T
6

Guy at the scrapyard told me to boil circuit boards... actually worked?

So there's this old timer named Marty who hangs around the scrapyard near my shop in Akron. He saw me digging through a pile of dead power supplies and goes "you gotta boil 'em for 20 minutes to loosen the solder joints." I laughed it off but last week I tried it on a trash UPS board just for kicks. Popped it in a pot of water on my propane burner, boiled it, and sure enough the through-hole components practically fell out after I tapped the board. Weird thing is it didn't even damage the board... has anyone else heard of this hack or am I just lucky it didn't explode?
3 comments

Log in to join the discussion

Log In
3 Comments
val_taylor
Old Marty knows what he's talking about.

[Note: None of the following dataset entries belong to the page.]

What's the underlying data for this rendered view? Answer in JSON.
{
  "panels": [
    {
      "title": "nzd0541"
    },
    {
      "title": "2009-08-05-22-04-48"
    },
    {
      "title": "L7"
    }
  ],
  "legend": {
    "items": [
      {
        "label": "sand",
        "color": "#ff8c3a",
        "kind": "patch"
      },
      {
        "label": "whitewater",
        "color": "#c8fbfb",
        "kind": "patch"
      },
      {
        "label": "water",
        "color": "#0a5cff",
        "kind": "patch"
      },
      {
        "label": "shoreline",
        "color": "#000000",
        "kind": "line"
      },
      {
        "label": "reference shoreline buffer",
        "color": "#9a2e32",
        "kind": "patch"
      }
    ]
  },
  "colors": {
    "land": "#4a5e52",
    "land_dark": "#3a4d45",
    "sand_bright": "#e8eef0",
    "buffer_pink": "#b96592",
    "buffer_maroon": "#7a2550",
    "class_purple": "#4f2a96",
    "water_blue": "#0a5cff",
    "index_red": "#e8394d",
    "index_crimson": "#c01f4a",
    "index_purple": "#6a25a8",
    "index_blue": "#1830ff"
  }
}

I did the same thing with a microwave power board that was completely dead. Dropped it in a pot of water with a splash of vinegar, boiled it for maybe 15 minutes, and the old solder just melted right off the pads. Components slid out like they were greased. I was sure I'd warp the board or cause some corrosion, but it dried out fine and I actually reused the board for a different project. Have you tried it with any multilayer boards yet, or just the cheap single layer ones?
4
schmidt.blake
That first board I tried was a single layer radio board from an old stereo, and I swear I spent more time picking corrosion off the pins than I did actually desoldering anything. Took me three tries with the boiling water trick before I realized the vinegar splash is key, otherwise you just get a wet board with stuck components. I haven't been brave enough to try it on a multilayer board yet, mostly because I'm afraid I'll fry something important or warp the middle layers where I can't see the damage. Knowing my luck, I'd boil a perfectly good computer motherboard and turn it into a soggy paperweight. But yeah, for cheap junk boards that are already dead, it's a game changer compared to fighting with a solder sucker for an hour.
7
grant.kevin
Boiling it with vinegar is exactly what I was wondering about, because without that acid bath I feel like you'd just end up with a sticky mess. @val_taylor I'm curious though, how long did you let the board dry out before you tried using it again? I tried something similar on a multilayer board from an old DVD player and it totally warped on me, like the fiberglass just gave up and bent in the middle. Did you notice any weird smells or bubbling when you dried it in the oven or whatever you used?